A hand holds a smartphone, which shows an image of a man with a large red circle and question mark over his shoulder.

Skin Cancer App Warning

It’s amazing that my smartphone now replaces a telephone, an atlas, a calculator, a television, a watch, a typewriter...It seems like there is an app for everything. I think there is an app now to organize my apps. Sometimes it gets a bit overwhelming and then, I think how I would be without this gadget. Probably lost.

Telehealth and skin cancer apps

With the new emphasis on telehealth and seeing nearly everyone in my life virtually, I have continued to track just how smart a smartphone can be when it comes to detecting skin cancer. I wrote an article on this a while back when companies began to explore ways to deliver better medical care to skincare patients.

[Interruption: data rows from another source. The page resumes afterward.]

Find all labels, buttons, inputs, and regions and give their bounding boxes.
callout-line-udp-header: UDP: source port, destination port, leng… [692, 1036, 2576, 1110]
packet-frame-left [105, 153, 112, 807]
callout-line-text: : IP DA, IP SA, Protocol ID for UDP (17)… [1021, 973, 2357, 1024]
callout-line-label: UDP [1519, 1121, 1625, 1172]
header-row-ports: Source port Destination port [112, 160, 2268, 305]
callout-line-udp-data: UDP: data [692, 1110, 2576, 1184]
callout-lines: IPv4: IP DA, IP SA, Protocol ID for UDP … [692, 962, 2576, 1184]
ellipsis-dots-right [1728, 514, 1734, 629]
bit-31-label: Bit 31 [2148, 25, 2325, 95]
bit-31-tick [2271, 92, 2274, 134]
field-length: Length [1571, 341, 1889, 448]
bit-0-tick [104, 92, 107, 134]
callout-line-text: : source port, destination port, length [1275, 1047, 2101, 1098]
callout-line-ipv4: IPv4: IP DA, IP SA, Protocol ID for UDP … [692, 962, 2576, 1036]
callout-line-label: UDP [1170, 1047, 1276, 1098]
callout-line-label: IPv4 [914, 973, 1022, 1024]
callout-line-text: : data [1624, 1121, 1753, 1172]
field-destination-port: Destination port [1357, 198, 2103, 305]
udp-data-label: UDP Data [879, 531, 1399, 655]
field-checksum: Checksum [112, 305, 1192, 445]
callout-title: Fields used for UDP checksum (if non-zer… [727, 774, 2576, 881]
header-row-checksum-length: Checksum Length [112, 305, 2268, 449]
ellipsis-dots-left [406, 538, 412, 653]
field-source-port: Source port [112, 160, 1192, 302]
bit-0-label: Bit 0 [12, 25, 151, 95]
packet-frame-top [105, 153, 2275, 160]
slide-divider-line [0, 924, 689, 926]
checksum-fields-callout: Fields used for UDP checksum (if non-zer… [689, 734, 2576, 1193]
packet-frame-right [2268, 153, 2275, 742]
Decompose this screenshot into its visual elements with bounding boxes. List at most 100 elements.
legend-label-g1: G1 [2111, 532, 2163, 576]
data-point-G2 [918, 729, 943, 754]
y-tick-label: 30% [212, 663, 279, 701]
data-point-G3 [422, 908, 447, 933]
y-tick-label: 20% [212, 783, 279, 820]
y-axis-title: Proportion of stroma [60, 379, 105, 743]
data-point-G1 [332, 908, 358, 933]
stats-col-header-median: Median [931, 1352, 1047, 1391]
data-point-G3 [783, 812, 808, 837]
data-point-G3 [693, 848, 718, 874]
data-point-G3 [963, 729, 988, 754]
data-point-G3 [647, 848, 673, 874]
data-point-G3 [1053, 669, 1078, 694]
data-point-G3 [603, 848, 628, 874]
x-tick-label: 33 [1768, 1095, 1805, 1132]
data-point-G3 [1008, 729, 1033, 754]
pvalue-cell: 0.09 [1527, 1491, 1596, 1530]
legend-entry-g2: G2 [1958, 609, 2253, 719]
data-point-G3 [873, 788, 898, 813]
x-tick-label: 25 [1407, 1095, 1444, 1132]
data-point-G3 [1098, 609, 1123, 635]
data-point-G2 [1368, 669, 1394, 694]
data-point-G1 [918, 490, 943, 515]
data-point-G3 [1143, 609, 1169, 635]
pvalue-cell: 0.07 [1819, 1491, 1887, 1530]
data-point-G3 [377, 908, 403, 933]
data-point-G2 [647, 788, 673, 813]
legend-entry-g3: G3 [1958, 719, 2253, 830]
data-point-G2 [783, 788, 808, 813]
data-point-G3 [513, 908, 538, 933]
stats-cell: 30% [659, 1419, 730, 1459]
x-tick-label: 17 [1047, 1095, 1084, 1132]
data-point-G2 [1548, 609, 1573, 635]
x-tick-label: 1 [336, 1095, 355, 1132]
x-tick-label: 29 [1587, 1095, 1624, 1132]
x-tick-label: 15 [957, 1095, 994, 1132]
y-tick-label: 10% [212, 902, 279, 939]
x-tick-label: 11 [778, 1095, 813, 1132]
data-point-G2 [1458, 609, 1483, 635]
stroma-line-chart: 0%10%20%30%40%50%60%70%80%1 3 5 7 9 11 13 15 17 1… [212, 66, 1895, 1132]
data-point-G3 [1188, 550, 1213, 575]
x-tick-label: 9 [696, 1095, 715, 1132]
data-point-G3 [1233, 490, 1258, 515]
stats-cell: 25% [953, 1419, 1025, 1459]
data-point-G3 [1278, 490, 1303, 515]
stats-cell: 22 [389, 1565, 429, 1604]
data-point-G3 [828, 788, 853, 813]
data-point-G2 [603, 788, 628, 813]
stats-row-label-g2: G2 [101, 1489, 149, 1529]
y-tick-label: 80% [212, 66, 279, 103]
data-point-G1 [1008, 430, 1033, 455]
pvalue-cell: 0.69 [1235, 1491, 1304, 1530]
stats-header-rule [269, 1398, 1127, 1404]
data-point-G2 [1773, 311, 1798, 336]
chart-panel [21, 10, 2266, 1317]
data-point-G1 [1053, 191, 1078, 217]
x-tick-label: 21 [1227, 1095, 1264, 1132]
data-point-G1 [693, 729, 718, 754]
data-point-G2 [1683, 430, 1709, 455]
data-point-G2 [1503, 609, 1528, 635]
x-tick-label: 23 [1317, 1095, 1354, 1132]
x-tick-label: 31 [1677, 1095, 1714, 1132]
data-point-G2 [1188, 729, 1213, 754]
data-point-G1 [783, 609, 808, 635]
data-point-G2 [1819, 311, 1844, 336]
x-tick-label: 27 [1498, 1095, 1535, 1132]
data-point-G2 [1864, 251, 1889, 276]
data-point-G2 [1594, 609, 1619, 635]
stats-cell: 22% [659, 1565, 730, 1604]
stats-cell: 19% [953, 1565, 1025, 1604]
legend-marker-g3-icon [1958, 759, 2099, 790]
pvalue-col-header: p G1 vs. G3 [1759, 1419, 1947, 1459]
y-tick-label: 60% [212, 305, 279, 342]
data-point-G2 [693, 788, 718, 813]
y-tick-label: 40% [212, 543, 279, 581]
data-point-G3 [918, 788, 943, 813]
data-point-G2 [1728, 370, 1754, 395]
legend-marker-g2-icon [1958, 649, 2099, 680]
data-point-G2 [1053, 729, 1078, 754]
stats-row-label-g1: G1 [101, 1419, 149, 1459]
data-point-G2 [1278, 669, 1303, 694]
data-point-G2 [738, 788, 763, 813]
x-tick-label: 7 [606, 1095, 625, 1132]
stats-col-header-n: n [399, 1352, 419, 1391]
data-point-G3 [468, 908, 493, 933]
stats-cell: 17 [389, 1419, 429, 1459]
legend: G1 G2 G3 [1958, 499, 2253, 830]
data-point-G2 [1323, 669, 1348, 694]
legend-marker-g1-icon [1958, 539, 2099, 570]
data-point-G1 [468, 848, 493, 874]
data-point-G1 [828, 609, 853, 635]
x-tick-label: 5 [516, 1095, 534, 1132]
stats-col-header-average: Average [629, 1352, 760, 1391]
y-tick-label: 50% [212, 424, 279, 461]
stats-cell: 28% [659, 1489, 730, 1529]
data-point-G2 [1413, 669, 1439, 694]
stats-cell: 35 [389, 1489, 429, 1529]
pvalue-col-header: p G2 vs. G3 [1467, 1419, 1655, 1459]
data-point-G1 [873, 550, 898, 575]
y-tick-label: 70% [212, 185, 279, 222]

Virtual detection through skin cancer apps

Much has happened since my article was written. Some international companies are continuing to extend the capabilities of smartphone technology in assisting patients and their physicians in the virtual detection and diagnosis of skin cancer. These efforts include helping doctors rule out melanoma lesions by using high definition images, which are analyzed by computer algorithms.1

Skin cancer apps under review

While this seems promising especially for those who cannot see a physician, these types of apps have come under scrutiny recently. A study in the British Journal of Medicine (BMJ) has advised against the use of apps to assess skin cancer lesions. Researchers found the performance of these apps to be variable and not reliable.2

Are skin cancer apps reliable?

Their criticism focused on the research methods used by companies to make claims about the reliability of their skin cancer detection apps. The researchers noted that these companies used medical experts to take photos of the possible lesions instead of the patients themselves. The study concluded that any claims made for the effectiveness of these apps should only be based on real-world scenarios.2

Additionally, the study concluded that the successful use of images in skin cancer assessment is contingent upon the quality of the camera and the capabilities of the app itself. Some apps are limited in their ability to detect different types of skin cancers. Another critical limitation of these apps is their reliance upon the patient in accurately sending information to medical professionals for follow-up. They require tech-savviness.2

Balancing the pros and cons

I think that there is a place for skincare apps, especially for those who cannot see a physician. I agree that there are probably limitations, especially with regard to how well the apps are able to transmit information. I think that this can be overcome as most smartphones now have facial recognition capabilities and are improving with each new generation.

My biggest issue with any virtual medical assessment, detection, or diagnosis is that they are not in person. I think that “hands-on” dermatology appointments are always preferable. Dermatologists can tell a lot by the feel of the skin and the thickness of lesions, bumps, and moles. I don’t believe there is a replacement for these examinations. As a melanoma survivor, I want to be seen by a medical professional. I am also thankful for technological advancements that assist those who cannot be seen.